When your child makes the move from elementary to middle school, the changes can be quite difficult to get used to. There are lots of little nuances that make the process much more difficult for some children – and parents –to cope with. There are so many new considerations that you need to take into account when trying to plan for middle school for your child – but here are some of the most obvious things that you are likely to be involved in;
Hating school? Hating you? This is common in children entering and during middle school. As they want to try and escape from being a coddled “child” and become “adults” it can become quite the battle to get your child to agree with you on the most basic things.

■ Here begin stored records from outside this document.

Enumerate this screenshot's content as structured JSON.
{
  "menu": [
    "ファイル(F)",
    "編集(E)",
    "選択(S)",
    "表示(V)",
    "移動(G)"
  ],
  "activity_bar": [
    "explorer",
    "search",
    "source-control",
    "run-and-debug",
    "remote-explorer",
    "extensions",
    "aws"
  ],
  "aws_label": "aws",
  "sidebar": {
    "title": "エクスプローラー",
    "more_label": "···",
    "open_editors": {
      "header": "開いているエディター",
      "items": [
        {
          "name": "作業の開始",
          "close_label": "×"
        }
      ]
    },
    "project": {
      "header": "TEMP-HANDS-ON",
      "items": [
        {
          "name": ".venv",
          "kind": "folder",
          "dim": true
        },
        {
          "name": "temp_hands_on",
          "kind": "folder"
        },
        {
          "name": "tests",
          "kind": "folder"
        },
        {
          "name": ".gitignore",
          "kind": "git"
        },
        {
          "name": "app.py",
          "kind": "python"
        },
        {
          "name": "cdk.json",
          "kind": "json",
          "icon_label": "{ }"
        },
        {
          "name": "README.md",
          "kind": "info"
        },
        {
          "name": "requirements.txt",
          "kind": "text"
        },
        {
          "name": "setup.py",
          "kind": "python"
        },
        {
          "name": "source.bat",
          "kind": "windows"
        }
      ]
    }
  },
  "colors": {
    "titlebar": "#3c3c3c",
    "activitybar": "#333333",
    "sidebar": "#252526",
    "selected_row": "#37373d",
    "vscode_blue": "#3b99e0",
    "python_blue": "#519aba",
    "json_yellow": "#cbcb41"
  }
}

It can turn quite nasty at times, but remind yourself that these battles and tantrums are coming from your child’s body changing while they go through some big social adjustments as well – it can be taxing on your child, too.
The PTA is massive in some counties and if you live somewhere that has an active PTA, you will more than often not have to attend these events. While they can be a little awkward if you are new to the area or the board, it’s important to know what’s coming up for your child’s school and any community developments that need to be brought to the attention of people at the event. It can be a testing time, but it has to be done!
Usually middle school will be the time when your child gets asked to participate in a fundraising program. It may be a group fundraiser for the band or a club where they get asked to do a simple chocolate bar fundraiser between other students. Or it may be a school wide fundraiser raising money for books or supplies and they may be asked to do a gift wrap or flower bulb fundraiser where they would sell to family & friends. Your child can learn a lot about dealing with money, talking to people in new situations and achieving goals with other classmates. It’s your job to support & help your child through this process.
This might be the first time in your child’s life that you haven’t been able to be there waiting for them at the school gates. While some children will be glad for the independence, others can find this adjustment quite tough.
Therefore, you need to be sure that any after-care you choose is exactly what your child is going to fit into – you don’t want them not enjoying after-care when they are supposed to be finished “suffering” for the day!
As your child gets to middle school, the standard of work raises quite rapidly. Therefore, you need to come up with a good way of ensuring that homework gets done before grades start getting affected. Working with your child to make sure they are handling their course work and aren’t struggling in any capacity should be a big priority, as if your child can get through middle school still open to school work and further learning they are on the right track.